Project A5 (Wermter, X. Liu) focuses on developing crossmodal integration mechanisms for human-robot environments which have the potential to provide robots with more robust (Parisi et al., 2019), less ambiguous, and more accurate behaviour in different decision-making scenarios (Sheridan, 2016). In the first phase of the TRR, A5 focused on the integration of different modalities on a sensory level (Barros & Wermter, 2016). Initial neurocomputational midbrain models were developed based on the results of the investigation of different psychological mechanisms for auditory and visual integration. For the second funding phase, A5 will move beyond the sensory level and study the integration of different multimodal social cues to improve the robustness of Human-Robot Interaction (HRI) (Belpaeme et al., 2018). This will be done through the development of joint attention mechanisms based on the integration of affective behaviour, social engagement, and spatial references in communication (deictic communication).
Project A6 (Hu, Frintrop, Gerkmann) aims to develop novel algorithms to jointly process visual and acoustic cues to improve signal processing in both domains, concentrating on robust methods which are able to cope with cluttered real-world data, various noise types, and deliberately crafted adversarial data. In the first phase of the TRR, A6 focused on developing several deep learning models for visual and auditory information processing inspired by neuroscience. While current deep learning models have achieved great success in processing audio and visual signals in specific settings (Yu et al., 2018, Isola et al., 2017), they are not necessarily robust to arbitrary environmental noise or deliberately crafted perturbations (e.g., the so-called adversarial noise).

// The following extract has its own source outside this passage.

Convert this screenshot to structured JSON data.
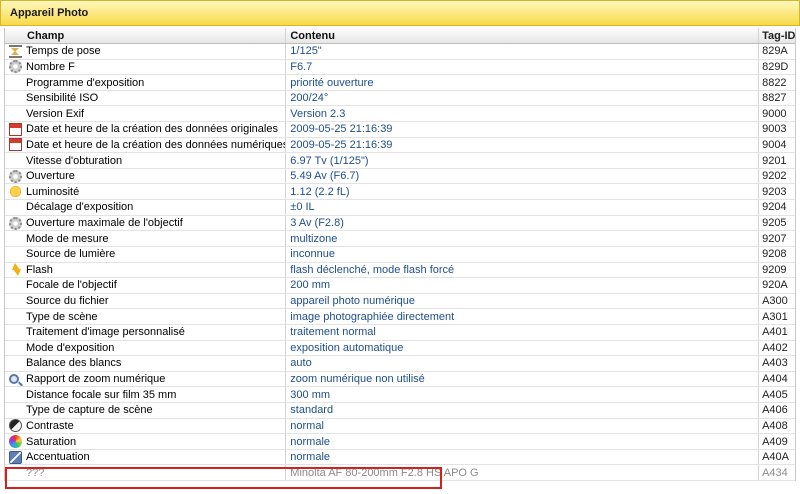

In the second phase of the TRR, A6 aims to develop robust crossmodal learning methods which are able to cope with the above-mentioned challenges. This will be done by using biologically inspired architectures and the principle of information gain via multiple modalities and sensors. To be able to handle the data robustly and efficiently, attentional mechanisms (e.g., saliency) will be used to determine which parts of the data are most promising for processing.